Todd Hartley

Current position
- Title: Tight ends coach
- Team: Georgia
- Conference: SEC

Biographical details
- Born: September 9, 1985 (age 40) Gray, Georgia, U.S.
- Alma mater: Georgia

Coaching career (HC unless noted)
- 2008: West Virginia (GA)
- 2009–2010: Georgia (GA)
- 2011–2012: Marshall (S)
- 2013–2014: Marshall (TE)
- 2016–2018: Miami (ST/TE)
- 2019–2022: Georgia (TE)
- 2023–present: Georgia (AHC/TE)

Accomplishments and honors

Championships
- 2 National (2021) (2022)

= Todd Hartley =

American football coach (born 1985)

Todd Hartley (born September 9, 1985) is an American football coach who currently serves as the tight ends coach for the Georgia Bulldogs.
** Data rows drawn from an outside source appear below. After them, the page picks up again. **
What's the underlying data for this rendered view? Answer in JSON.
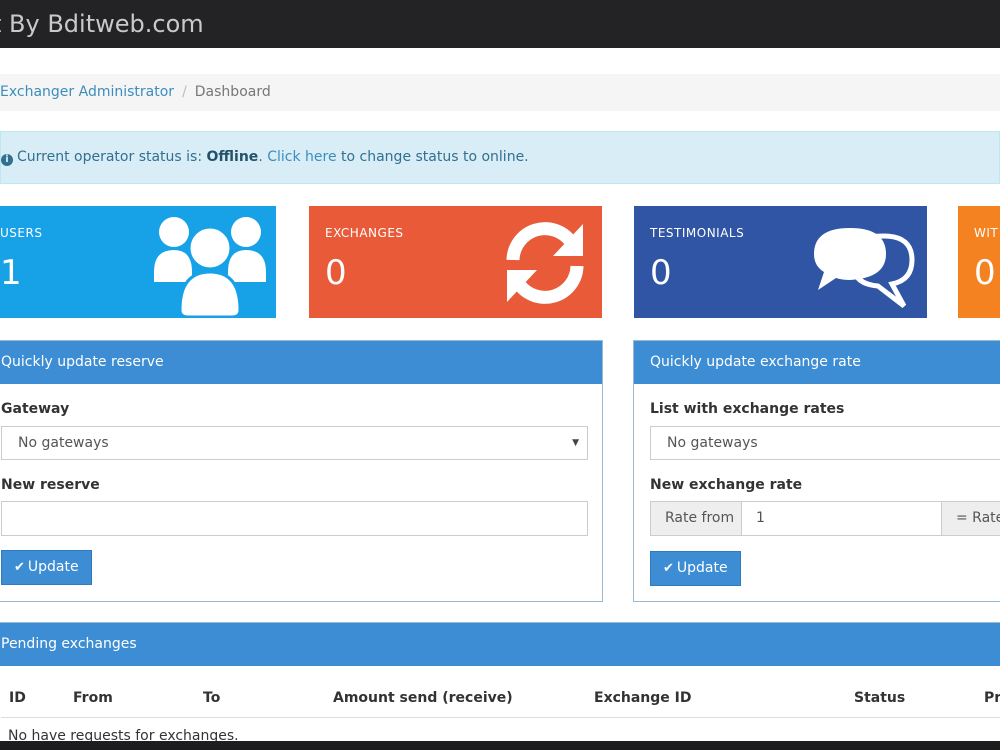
{
  "watermark": {
    "text": "t By Bditweb.com"
  },
  "breadcrumb": {
    "root": "Exchanger Administrator",
    "current": "Dashboard"
  },
  "alert": {
    "prefix": "Current operator status is: ",
    "status": "Offline",
    "dot": ".",
    "link": "Click here",
    "suffix": " to change status to online."
  },
  "stats": [
    {
      "label": "USERS",
      "value": "1",
      "color": "#17a2e8",
      "icon": "users-icon"
    },
    {
      "label": "EXCHANGES",
      "value": "0",
      "color": "#e95a39",
      "icon": "refresh-icon"
    },
    {
      "label": "TESTIMONIALS",
      "value": "0",
      "color": "#2f55a4",
      "icon": "comments-icon"
    },
    {
      "label": "WIT",
      "value": "0",
      "color": "#f58220",
      "icon": ""
    }
  ],
  "reserve_panel": {
    "title": "Quickly update reserve",
    "gateway_label": "Gateway",
    "gateway_value": "No gateways",
    "reserve_label": "New reserve",
    "reserve_value": "",
    "button": "Update"
  },
  "rate_panel": {
    "title": "Quickly update exchange rate",
    "list_label": "List with exchange rates",
    "list_value": "No gateways",
    "rate_label": "New exchange rate",
    "rate_from_addon": "Rate from",
    "rate_from_value": "1",
    "rate_to_addon": "= Rate",
    "button": "Update"
  },
  "pending": {
    "title": "Pending exchanges",
    "columns": [
      "ID",
      "From",
      "To",
      "Amount send (receive)",
      "Exchange ID",
      "Status",
      "Pr"
    ],
    "empty": "No have requests for exchanges."
  },
  "colors": {
    "primary": "#3c8dd4",
    "alert_bg": "#d9edf7",
    "alert_text": "#31708f"
  }
}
Hartley was previously the tight ends coach and the special teams coordinator for Miami.

==Early life and education==
Todd Hartley was born on September 9, 1985, and is a native of Gray, Georgia. Hartley attended Jones County High School in Gray, Georgia. After completing high school, Hartley attended the University of Georgia, where he graduated in 2008 with a bachelor's degree in Health and Physical Education.

==Coaching career==
Following his graduation from Georgia, Hartley became a student assistant for Georgia for three years, and would later accept a position as a graduate assistant from West Virginia, and then Georgia again. In 2011, Hartley became a position coach for the first time, becoming the tight ends coach for Marshall. Two years later, Hartley would switch from tight ends coach to safeties coach and also become recruiting coordinator for Marshall. After spending 2015 as the director for player personnel at Georgia, Hartley became the special teams coordinator and tight ends coach for Miami. In 2019, Hartley once again rejoined Georgia, becoming the tight ends coach there and winning national championship's as a coach in 2021 and 2022. He was promoted to serve Assistant Head Coach responsibilities in 2023.